There are two examples of clinically relevant problems that can only be solved by big datasets and where data science is particularly promising: re‐irradiation and detailed pattern‐of‐failure analysis. The retreatment of patients is a very common challenge in radiation oncology, yet our knowledge of organ tolerance is very limited. This is a complex problem where the intensity of the first treatment, the time interval from the first treatment, and the full time line of other anticancer medications are all expected to impact the risk of adverse events. Similarly, our knowledge of the detailed pattern of failure after primary radiation is currently limited to small, opportunistic series that fail to reflect the frequency of cancer recurrence after radiotherapy as a clinical problem (Chao et al., 2003; Due et al., 2014; Nygard et al., 2018). This is a major limiting factor in harnessing the recent technological developments in radiation oncology to provide a dose‐painting approach to radiotherapy, as envisioned decades ago by Ling et al. (2000) and Bentzen (2005). Clearly, modern radiotherapy equipment has the ability to meet these needs, but the biological knowledge has to come from data science, and the resulting data‐driven hypotheses for treatment improvements will subsequently need comparative effectiveness testing in controlled clinical trials.

Conclusion

In conclusion, data science has an important role to play in radiation oncology and we are currently seeing just the first wave of that influence. It should be remembered, however, that data science should be multidisciplinary, and as such, it should involve statistical capabilities, and computational and domain knowledge from clinical radiation oncology.

Clearly, the translational research chain has limitations that are well described in the literature, including the reproducibility crisis and, equally important but less appreciated, the risk of falsely rejecting a good target prior to entering the human testing phase (Baumann et al., 2001; Begley and Ellis, 2012). The addition of big data and data science will supplement, but not replace, the translational research chain. For data science to achieve its potential in radiation oncology, however, several breakthroughs are needed to overcome the limitations mentioned above.

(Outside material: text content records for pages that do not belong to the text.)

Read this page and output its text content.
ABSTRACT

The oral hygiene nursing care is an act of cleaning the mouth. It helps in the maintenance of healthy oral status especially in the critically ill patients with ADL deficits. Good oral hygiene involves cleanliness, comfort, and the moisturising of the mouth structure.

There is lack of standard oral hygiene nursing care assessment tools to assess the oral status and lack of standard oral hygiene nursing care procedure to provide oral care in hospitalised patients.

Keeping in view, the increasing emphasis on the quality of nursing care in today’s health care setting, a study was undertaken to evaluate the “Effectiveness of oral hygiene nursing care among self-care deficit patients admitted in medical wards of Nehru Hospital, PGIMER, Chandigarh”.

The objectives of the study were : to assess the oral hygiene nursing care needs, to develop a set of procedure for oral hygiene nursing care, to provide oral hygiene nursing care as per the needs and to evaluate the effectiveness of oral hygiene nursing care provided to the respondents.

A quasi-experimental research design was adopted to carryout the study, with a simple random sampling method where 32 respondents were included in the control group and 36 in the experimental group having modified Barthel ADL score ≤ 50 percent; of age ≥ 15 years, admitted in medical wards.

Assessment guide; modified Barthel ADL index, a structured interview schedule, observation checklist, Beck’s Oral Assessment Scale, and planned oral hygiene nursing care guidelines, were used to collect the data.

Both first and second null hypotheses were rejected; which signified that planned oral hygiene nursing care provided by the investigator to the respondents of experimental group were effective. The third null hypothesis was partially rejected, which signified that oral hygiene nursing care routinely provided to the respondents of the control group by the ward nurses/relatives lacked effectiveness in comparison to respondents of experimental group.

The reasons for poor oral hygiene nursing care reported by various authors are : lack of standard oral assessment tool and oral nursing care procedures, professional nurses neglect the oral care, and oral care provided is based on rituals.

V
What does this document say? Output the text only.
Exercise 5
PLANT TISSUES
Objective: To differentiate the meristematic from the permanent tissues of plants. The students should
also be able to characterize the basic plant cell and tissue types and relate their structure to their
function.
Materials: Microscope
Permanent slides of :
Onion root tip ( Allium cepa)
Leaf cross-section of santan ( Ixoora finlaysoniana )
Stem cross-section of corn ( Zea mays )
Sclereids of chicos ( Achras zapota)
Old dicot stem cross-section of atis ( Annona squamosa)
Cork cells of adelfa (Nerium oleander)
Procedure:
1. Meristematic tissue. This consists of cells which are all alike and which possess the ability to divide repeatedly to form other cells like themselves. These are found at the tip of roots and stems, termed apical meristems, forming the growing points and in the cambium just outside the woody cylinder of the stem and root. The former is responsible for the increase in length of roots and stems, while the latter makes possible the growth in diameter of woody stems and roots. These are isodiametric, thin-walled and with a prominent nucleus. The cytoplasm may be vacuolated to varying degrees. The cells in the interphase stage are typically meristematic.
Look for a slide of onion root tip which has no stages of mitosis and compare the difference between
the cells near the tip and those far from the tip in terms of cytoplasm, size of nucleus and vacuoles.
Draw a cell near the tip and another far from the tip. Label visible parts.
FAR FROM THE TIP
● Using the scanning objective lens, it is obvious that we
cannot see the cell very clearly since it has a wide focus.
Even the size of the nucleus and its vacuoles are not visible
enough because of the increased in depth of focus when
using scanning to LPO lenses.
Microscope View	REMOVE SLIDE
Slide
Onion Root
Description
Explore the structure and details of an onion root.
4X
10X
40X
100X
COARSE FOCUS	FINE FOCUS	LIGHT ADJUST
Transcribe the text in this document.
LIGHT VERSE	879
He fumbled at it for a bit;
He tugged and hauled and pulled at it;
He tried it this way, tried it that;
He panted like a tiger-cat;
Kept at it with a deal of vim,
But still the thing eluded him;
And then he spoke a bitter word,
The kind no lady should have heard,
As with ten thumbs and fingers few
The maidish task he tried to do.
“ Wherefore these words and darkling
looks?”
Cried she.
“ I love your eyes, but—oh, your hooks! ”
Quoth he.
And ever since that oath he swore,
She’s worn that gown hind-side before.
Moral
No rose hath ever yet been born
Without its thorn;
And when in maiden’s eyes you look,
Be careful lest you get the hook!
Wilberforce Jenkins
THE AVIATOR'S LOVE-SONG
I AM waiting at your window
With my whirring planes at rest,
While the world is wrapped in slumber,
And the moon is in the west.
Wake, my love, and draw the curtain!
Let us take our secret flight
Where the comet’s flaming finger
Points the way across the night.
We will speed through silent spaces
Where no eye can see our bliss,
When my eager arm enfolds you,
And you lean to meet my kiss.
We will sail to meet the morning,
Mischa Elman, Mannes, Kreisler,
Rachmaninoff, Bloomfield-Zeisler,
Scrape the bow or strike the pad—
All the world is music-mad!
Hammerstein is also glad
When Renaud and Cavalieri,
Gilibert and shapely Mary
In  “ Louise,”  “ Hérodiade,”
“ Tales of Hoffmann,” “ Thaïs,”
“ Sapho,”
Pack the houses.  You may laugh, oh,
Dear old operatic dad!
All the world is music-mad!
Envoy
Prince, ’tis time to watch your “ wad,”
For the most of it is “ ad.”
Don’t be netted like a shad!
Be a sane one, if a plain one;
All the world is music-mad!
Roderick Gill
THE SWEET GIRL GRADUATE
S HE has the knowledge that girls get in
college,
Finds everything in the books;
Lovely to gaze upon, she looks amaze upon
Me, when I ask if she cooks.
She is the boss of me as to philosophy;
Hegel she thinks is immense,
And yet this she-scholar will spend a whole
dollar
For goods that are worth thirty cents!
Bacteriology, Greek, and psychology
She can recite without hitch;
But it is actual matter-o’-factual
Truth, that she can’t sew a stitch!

In our view, as shown in Fig. 1, data science should complement translational science and traditional methods should be used to verify conclusions whenever possible. Data science methods applied to large curated datasets linking high‐dimensionality biomarker data with clinical outcome data have the potential to provide tangible benefits to our future patients. Domain knowledge, however, is a key ingredient needed to harness the power of these methods.

Acknowledgements

The authors acknowledge support from Kirsten and Freddy Johansen's award and National Cancer Institute (Grant No. P30 CA 134274‐04). SMB was supported by funds through the Maryland Department of Health's Cigarette Restitution Fund Program. IRV and JP received research funding from Varian Medical Systems.

Conflict of interest

The authors declare no conflict of interest.